For what values of a and b does the following limit equal 0? 
I understand I need to make the sum of the individual limits equal 0 - but I'm a little lost. I computed the limit of the first term to be -4/3 via L'Hospitals Rule but Wolframalpha contradicts me (http://www.wolframalpha.com/input/?i=limit+x-%3E+0+%28sin%282x%29%2F%28x%5E3%29%29). 
'a' obviously should be left for last - and $b/($x^2) is some constant - so I get 0? Assuming 'b' is positive, or anything other than 0, I get that term is 0.
Thus, -4/3 + 0 + a = 0
Simple algebraic manipulating would lead me to believe a = 4/3 and then I'd plug that back in to find 'b'. 
Questions
Why does Wolfram state what it does?
Is this solution correct? (I don't have the answer for the problem.)
 A: We have by the Taylor series
$$\sin(2x)=2x-\frac{4}{3}x^3+o(x^3)$$
so it's clear that for $b=-2$ and $a=\frac{4}{3}$ the limit is $0$.
A: First let us put this into a better form, with one variable term and one constant term:
$$ \lim\limits_{x \to 0} \frac{\sin(2x) + bx}{x^3} + a = 0$$ 
well if we evaluate the limit using L'Hopitals we get:
$$\lim\limits_{x \to 0} \frac{\sin(2x) + bx}{x^3} = \lim\limits_{x \to 0} \frac{2\cos(2x) + b}{3x^2} $$
$$\lim\limits_{x \to 0} \frac{2\cos(2x) + b}{3x^2} = \frac{2+b}{0} = (2+b) \infty $$
Since this technically equals infinity in all cases except when $(2+b) = 0$, we make the $b = -2$ so that our limit comes out to be zero.
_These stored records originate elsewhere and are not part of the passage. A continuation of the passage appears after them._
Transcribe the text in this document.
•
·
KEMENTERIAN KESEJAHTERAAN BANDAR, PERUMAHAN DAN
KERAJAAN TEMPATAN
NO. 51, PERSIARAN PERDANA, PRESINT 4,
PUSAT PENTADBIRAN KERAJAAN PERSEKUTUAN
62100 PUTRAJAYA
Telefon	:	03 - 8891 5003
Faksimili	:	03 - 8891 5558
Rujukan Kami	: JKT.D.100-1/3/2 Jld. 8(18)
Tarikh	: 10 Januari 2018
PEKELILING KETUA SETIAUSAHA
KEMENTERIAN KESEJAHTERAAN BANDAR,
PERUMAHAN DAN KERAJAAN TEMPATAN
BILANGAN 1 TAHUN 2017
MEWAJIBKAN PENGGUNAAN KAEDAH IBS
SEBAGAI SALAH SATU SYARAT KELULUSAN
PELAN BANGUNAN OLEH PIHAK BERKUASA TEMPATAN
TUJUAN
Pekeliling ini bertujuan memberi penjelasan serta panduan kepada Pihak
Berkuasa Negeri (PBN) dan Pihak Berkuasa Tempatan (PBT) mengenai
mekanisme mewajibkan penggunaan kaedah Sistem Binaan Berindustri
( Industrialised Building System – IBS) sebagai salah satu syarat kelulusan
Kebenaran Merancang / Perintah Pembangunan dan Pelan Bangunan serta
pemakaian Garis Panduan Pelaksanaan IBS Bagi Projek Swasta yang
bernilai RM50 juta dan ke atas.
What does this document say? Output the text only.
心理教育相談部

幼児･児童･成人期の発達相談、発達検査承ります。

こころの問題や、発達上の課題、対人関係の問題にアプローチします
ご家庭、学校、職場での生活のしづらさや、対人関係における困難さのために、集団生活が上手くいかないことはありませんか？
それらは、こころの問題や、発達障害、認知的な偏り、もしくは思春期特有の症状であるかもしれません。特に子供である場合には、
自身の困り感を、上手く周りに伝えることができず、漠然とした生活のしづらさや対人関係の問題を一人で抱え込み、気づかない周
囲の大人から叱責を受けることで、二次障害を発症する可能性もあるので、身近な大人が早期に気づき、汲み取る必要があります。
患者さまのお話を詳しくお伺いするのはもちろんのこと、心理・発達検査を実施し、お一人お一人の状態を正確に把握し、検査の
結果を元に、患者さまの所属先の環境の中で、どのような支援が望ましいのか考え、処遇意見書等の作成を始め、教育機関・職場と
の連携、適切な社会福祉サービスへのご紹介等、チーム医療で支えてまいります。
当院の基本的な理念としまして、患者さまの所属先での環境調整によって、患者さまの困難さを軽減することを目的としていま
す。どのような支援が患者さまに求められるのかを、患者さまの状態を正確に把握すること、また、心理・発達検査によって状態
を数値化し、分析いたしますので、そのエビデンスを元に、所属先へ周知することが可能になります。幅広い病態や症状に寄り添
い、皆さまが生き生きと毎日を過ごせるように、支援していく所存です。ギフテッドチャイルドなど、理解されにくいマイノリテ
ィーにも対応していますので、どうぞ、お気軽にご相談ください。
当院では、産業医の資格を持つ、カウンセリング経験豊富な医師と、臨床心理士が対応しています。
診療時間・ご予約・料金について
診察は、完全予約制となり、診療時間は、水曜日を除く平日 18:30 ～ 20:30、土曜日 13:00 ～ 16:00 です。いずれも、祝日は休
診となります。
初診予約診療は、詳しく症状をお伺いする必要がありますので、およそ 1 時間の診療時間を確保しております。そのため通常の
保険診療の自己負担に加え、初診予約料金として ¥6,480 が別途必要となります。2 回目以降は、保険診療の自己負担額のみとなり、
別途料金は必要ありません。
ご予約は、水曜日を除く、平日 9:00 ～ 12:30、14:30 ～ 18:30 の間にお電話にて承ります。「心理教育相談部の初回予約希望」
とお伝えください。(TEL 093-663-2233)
Now let's figure out the $a$
First I want to plug in the $b$ back into our original equation:
$$ \lim\limits_{x \to 0} \frac{\sin(2x) + bx}{x^3} + a =  \lim\limits_{x \to 0} \frac{\sin(2x) - 2x}{x^3} + a = 0$$
then let's take the limit
$$ \lim\limits_{x \to 0} \frac{\sin(2x) - 2x}{x^3} + a = \lim\limits_{x \to 0} \frac{2\cos(2x) - 2}{3x^2} + a = \frac{2}{3}\lim\limits_{x \to 0} \frac{\cos(2x) - 1}{x^2} + a$$
and we can apply the L'Hospitals rule again:
$$ \frac{2}{3}\lim\limits_{x \to 0} \frac{\cos(2x) - 1}{x^2} + a = \frac{2}{3} \lim\limits_{x \to 0} \frac{-2\sin(2x)}{2x} + a =  \frac{2}{3} \lim\limits_{x \to 0} \frac{-\sin(2x)}{x} + a$$
and once again with L'Hospitals:
$$ \frac{2}{3} \lim\limits_{x \to 0} \frac{-\sin(2x)}{x} +a = \frac{2}{3} \lim\limits_{x \to 0} {-2\cos(2x)} + a = \frac{-4}{3} + a$$
If we then set this equal to zero we get $a = \frac{4}{3} $
And so our final answer is:
$$ \lim\limits_{x \to 0} \frac{\sin(2x)}{x^3} + a + \frac{b}{x^2}= 0 , a = \frac{4}{3}, b = -2$$
A: Hint: you're correct that $a$ can be taken care of when you have found
$$
\lim_{x\to0}\frac{\sin(2x)+bx}{x^3}
$$
that you can compute by applying l'Hôpital's theorem. But you have to compute derivatives right.

For instance, just to show your computations were wrong,
$$
\lim_{x\to0}\frac{\sin(2x)}{x^3}=
\lim_{x\to0}\frac{2\cos(2x)}{3x^2}=\infty
$$
You can't go on with l'Hôpital here, because it's not a $0/0$ form any more.